Le blog-notes de Radio Notre-Dame
Jean-Baptiste Le Roux : Le recours à l’article 49.3 pour la Loi Macron a fait passer aux forceps cette loi et avec elle, la libéralisation du travail du dimanche. S’agit-il de baisser les bras ? La messe est-elle dite ?
Héléne Bodenez : Non ! Le combat continue. D’abord au Sénat où il y a fort à parier que des demandes de compromis vont fleurir. Reste à savoir s’ils seront encore rejetés quand le texte reviendra définitivement à l’Assemblée. Sans doute qu’une reculade sur ce sujet précis serait vécue comme une trop forte humiliation par l’orgueilleux Manuel Valls. Le combat continue sur différents terrains ensuite. Le terrain social et politique d’abord en opposant à la politique des petits pas – enfin, petits pas, un petit peu moins désormais – du gouvernement une sensibilisation de terrain qui commence à porter ses fruits. Par exemple, avec l’idée que la croissance ou l’activité ne seraient pas forcément au rendez-vous. Comme Éric Heyer de l’OFCE l’a démontré, les prix pourraient augmenter.

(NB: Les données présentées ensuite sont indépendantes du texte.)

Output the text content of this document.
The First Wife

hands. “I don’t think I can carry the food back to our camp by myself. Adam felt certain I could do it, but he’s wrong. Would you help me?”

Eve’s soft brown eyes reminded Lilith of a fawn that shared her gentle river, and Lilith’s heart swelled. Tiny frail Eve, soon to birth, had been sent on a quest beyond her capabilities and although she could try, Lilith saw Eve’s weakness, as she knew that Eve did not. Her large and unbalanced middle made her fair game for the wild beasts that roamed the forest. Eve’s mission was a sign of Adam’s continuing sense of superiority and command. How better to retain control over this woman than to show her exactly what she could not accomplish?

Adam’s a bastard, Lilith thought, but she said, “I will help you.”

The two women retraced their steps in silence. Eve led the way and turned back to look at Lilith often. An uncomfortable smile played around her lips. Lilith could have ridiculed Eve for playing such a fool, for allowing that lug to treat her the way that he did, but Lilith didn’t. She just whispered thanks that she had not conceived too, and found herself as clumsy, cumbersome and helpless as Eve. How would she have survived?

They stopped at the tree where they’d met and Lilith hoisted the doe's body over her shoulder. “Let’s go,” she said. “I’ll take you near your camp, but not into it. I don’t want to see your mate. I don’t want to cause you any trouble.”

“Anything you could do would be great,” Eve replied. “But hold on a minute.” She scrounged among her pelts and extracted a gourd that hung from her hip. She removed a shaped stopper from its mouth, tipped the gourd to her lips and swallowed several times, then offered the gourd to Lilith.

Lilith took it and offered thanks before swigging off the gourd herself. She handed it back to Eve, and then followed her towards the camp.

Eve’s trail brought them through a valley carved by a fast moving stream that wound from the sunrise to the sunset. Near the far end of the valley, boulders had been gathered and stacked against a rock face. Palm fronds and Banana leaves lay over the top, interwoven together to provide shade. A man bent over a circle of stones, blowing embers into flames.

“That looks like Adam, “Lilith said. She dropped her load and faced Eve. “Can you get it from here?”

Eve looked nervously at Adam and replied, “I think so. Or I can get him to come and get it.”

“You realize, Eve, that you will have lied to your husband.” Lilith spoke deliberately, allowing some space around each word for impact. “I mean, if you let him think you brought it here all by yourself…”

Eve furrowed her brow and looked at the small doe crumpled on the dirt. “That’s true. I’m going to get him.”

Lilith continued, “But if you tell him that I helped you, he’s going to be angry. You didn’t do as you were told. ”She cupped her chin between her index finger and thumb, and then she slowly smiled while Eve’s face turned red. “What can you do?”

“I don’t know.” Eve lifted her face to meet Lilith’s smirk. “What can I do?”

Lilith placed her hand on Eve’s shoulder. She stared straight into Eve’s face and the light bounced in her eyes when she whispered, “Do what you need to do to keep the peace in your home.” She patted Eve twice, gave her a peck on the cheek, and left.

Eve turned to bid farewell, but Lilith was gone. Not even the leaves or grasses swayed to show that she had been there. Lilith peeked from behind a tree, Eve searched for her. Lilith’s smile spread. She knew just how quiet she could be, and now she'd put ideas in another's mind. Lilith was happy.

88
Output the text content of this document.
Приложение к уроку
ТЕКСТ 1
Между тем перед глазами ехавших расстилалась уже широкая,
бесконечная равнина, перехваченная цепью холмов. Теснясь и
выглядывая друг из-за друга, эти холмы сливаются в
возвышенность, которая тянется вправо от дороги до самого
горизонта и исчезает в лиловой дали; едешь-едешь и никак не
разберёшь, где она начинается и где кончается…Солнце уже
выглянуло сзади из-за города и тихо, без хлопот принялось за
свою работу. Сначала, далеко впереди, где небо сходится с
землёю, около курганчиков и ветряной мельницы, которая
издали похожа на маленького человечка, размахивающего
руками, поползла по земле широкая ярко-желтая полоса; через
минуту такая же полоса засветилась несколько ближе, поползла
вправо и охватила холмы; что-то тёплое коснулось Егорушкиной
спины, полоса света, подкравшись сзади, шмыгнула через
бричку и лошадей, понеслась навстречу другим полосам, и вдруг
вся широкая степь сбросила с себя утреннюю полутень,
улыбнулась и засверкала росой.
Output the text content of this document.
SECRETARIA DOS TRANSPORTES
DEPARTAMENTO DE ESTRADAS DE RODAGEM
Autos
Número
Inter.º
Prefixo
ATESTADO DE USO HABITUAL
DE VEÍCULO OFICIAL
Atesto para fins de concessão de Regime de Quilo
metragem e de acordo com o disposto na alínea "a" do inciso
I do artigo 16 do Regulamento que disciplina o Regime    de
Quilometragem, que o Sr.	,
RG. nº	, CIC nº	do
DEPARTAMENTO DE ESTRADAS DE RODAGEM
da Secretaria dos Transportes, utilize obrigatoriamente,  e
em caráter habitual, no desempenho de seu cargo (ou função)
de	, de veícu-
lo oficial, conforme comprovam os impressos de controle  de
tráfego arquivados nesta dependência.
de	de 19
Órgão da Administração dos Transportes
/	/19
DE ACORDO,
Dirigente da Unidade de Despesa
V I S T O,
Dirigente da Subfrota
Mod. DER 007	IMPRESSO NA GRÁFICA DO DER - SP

J.-B. L. : Pourquoi pourront-ils augmenter ?
H.B. : Puisque les salaires seront supérieurs, dit-il, il y aura « un coût supérieur pour ces magasins-là qui risquent alors d’augmenter leurs prix. Et ces prix, ils ne vont pas les augmenter que le samedi et le dimanche. Pourquoi le citoyen qui faisait ses courses dans la semaine devrait voir ses prix augmenter pour permettre à une petite frange de la population de faire ses courses le dimanche ? »
J.-B. L. : Cette loi promettait une libération de la croissance ? Ce qu’il va se passer ?
H.B. : Pour vous répondre cet exemple parlant que le Collectif des Amis du dimanche d’Étienne Neuville a rappelé cette semaine le cas de la librairie Le Grand Cercle, à Eragny dans le Val d’Oise. En 2009, elle avait défrayé la chronique. « Ouvrant illégalement le dimanche, elle avait été attaquée par FO mais soutenue par deux ministres de la République. À l’époque toujours, le député Mallié expliquait à la France entière que le travail dominical allait créer “des dizaines de milliers d’emplois”. Bénéficiant depuis de la loi du 10 août 2009, la librairie Le Grand Cercle a échappé à la plupart de ses sanctions. Actuellement, elle bénéficie de plein droit de la possibilité d’ouvrir le dimanche. Or, qu’est devenue la librairie du Grand Cercle ?
Entre 2009 et 2014 elle est passée de 135 salariés à 106 alors qu’elle fournit toujours le même service et occupe le même emplacement : 29 emplois ont été purement et simplement supprimés. Au Grand Cercle, la dérégulation du travail dominical s’est simplement traduite par une modification de la répartition de la masse salariale, qui n’a absolument pas évolué du fait de l’ouverture Non seulement aucun emploi n’a été créé, mais presque 30% des postes ont été supprimés. »
J.-B. L. : Le travail le dimanche revêt une dimension religieuse? À ce titre, vous dites que le combat continue également …
H.B. : Naturellement. Rappeler à temps et à contretemps qu’il y eut un premier sabbat, puis ce « grand sabbat » vécu par Jésus le samedi saint, et il y aura tous les suivants qui tendent vers celui qui n’aura pas de déclin. Le dimanche n’est pas substitution au sabbat, mais bien sa réalisation dans la Résurrection du Christ. Il n’est pas pour cela « le sabbat des chrétiens ». Le dimanche n’est pas de ce monde, mais du monde qui vient. Irruption du repos de Dieu, non plus prophétisé mais là.